In fact, over the past 24 hours, we have learned that JBS Foods has paid a ransom of approximately $11 million. According to the chief executive officer of its US division, this payment was necessary to prevent further plant disruptions and limit its potential impact on the US supply chain.

The ransomware attack on JBS Foods, which prompted it to shut down five of its largest beef processing plants in the United States, is similar to the ransomware attack that halted Colonial Pipeline’s operations. After causing drivers to panic at the pump for nearly a week, the Colonial Pipeline ransomware attack resulted in a $4.4 million ransom payment to perpetrators.

JBS paid $11 million to solve ransomware attack

Combining these attacks with the recent revelation that cybercriminals have successfully attacked iConstuent, but blocked the ability of Congressional offices to communicate with their constituents, underscores the threat ransomware threatens US infrastructure and our national security. does.

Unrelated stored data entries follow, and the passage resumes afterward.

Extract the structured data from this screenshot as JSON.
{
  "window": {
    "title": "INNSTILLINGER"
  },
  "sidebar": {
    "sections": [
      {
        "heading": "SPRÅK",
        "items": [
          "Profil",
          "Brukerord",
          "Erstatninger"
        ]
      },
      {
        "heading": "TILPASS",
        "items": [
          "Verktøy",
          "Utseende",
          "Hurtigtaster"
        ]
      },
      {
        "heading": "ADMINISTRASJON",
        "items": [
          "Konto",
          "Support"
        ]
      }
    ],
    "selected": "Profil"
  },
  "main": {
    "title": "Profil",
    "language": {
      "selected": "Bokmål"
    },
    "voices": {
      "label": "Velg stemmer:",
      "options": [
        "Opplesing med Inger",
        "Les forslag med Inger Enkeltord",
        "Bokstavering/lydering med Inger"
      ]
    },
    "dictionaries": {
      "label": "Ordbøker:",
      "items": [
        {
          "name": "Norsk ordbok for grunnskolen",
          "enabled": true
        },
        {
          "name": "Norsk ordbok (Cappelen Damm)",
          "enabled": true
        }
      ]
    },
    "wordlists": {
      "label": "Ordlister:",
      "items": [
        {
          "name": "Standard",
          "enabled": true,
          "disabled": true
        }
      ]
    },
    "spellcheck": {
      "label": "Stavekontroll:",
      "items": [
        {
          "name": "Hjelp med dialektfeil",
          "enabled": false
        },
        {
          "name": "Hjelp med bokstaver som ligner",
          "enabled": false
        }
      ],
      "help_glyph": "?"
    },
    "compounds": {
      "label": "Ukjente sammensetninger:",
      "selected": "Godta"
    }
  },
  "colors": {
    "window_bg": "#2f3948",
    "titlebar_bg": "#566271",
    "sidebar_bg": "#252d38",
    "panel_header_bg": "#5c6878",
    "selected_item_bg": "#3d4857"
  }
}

Ransomware has long been a threat to the United States. For the first time on US soil in September 2013, attacks infected home computers and encrypted personal photos and videos. The ransom was hundreds of dollars, and when paid, users were highly likely to get their information back.

However, since first stepping into the United States, ransomware attacks have rapidly evolved in complexity and frequency and are now targeting our airports, healthcare facilities, small businesses and local governments instead. We are witnessing cybercriminals violating federal agencies and also in the case of JBS Foods shutting down operations requiring critical infrastructure.

As a result of the ongoing cyber threats to our country, President Biden recently announced the launch of a public-private task force called an Action Plan for an Aggressive and Comprehensive Whole-Government Response to Cyber ​​Security Threats including Ransomware Designed to analyze and develop. .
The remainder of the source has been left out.